I don’t know if big brothers guilt-trip their younger siblings, but sisters are very prone to doing this. I know you have a list of the things you have done for them, including going to visit them in school, but do not be bringing that card every time, it looks ugly on you big sis.
YOUR PARENTS ARE MARRIED to each Other
I know they might be your mum and dad, but they are each other’s husband and wife. They have a family with you but they have a marriage with each other. I know, you did not see it that way, or maybe you forgot.
You might have been there long enough to actually end up forgetting that the two are actually married and they have obligations towards each other just as they do towards the family. The wife at all times should submit to the husband and the husband ought to love the wife. I know you are close to your mum, especially if she got you when she was a teen, and you might have had bad blood with your dad for a long time but sis, do not let your mum or dad, “get” you into their marriage.
By this I mean, do not give room for your mum to bad mouth your father in your presence, tell her to talk to her husband. Mothers have ended up making their daughters the “third” in their marriages and they have spoilt their minds in the process. We have daughters who are bitter about their fathers and they pass it on to the men they meet.
Kindly note that he might be your father, but he is her husband, and husband and wife do crazy things because sometimes marriage is messier than family. Do not let your mum tell you the crazy stuff and when they are back together you never get to hear any of it.
Firstborn; YOUR FATHER HAS THE BLESSING
I hate to announce it to you, but yeah. Having stayed long enough in the family, I know you have seen the bad and the ugly in the family in vivid pictures. You have seen it all, and you could be especially critical of your dad.
You might feel cheated especially if he wasn’t a good father to you but turns out to be a perfect one to your youngest siblings. Maybe he has even turned over a new leaf and gotten saved in the process, but well, you are human, you might have forgiven but not necessarily forgotten.
Pray for your heart, be open with God and let Him know that it is getting hard to actually see him with the new lenses. You might have seen his worst sides; from beating your mum, to not paying your school fees to doing all the other stuff. This does not discredit him as your father. I would also like to announce to you that he is the one that has your blessings, so make amends.
Firstborn; FEAR IS A LIE
Worry is always part and parcel of many firstborns. The worry is always magnified depending with the number of siblings and stability of the family. Fear will affect your productivity and infact, you always gravitate towards what you fear.

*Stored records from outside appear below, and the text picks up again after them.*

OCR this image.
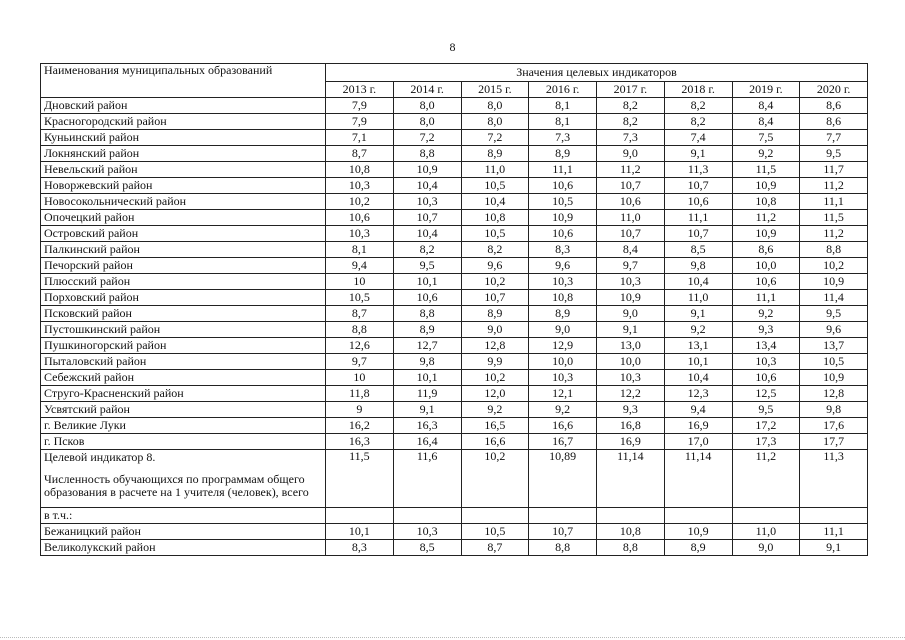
8
Наименования муниципальных образований	Значения целевых индикаторов							
	2013 г.	2014 г.	2015 г.	2016 г.	2017 г.	2018 г.	2019 г.	2020 г.
Дновский район	7,9	8,0	8,0	8,1	8,2	8,2	8,4	8,6
Красногородский район	7,9	8,0	8,0	8,1	8,2	8,2	8,4	8,6
Куньинский район	7,1	7,2	7,2	7,3	7,3	7,4	7,5	7,7
Локнянский район	8,7	8,8	8,9	8,9	9,0	9,1	9,2	9,5
Невельский район	10,8	10,9	11,0	11,1	11,2	11,3	11,5	11,7
Новоржевский район	10,3	10,4	10,5	10,6	10,7	10,7	10,9	11,2
Новосокольнический район	10,2	10,3	10,4	10,5	10,6	10,6	10,8	11,1
Опочецкий район	10,6	10,7	10,8	10,9	11,0	11,1	11,2	11,5
Островский район	10,3	10,4	10,5	10,6	10,7	10,7	10,9	11,2
Палкинский район	8,1	8,2	8,2	8,3	8,4	8,5	8,6	8,8
Печорский район	9,4	9,5	9,6	9,6	9,7	9,8	10,0	10,2
Плюсский район	10	10,1	10,2	10,3	10,3	10,4	10,6	10,9
Порховский район	10,5	10,6	10,7	10,8	10,9	11,0	11,1	11,4
Псковский район	8,7	8,8	8,9	8,9	9,0	9,1	9,2	9,5
Пустошкинский район	8,8	8,9	9,0	9,0	9,1	9,2	9,3	9,6
Пушкиногорский район	12,6	12,7	12,8	12,9	13,0	13,1	13,4	13,7
Пыталовский район	9,7	9,8	9,9	10,0	10,0	10,1	10,3	10,5
Себежский район	10	10,1	10,2	10,3	10,3	10,4	10,6	10,9
Струго-Красненский район	11,8	11,9	12,0	12,1	12,2	12,3	12,5	12,8
Усвятский район	9	9,1	9,2	9,2	9,3	9,4	9,5	9,8
г. Великие Луки	16,2	16,3	16,5	16,6	16,8	16,9	17,2	17,6
г. Псков	16,3	16,4	16,6	16,7	16,9	17,0	17,3	17,7

Целевой индикатор 8.
Численность обучающихся по программам общего образования в расчете на 1 учителя (человек), всего	11,5	11,6	10,2	10,89	11,14	11,14	11,2	11,3
в т.ч.:								
Бежаницкий район	10,1	10,3	10,5	10,7	10,8	10,9	11,0	11,1
Великолукский район	8,3	8,5	8,7	8,8	8,8	8,9	9,0	9,1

If you think you love your siblings and your parents, kindly note that God loves them even more. If he got you through school and brought you to where you are, imagine He will also be faithful to the rest. They will succeed just as you did, because I know you are a success.
Firstborn; YOU BELONG TO GOD
The bible records, “You must present all firstborn sons and firstborn male animals to the Lord, for they belong to Him” Exodus 13:12. You are His and the sooner you make peace with this statement, the better.
JESUS IS A FIRSTBORN TOO
The bible calls Him, the firstborn among many brethren. Take it to Him in prayer when it becomes overwhelming. He is familiar with having the weight of stuff on his shoulders, He will take you through it.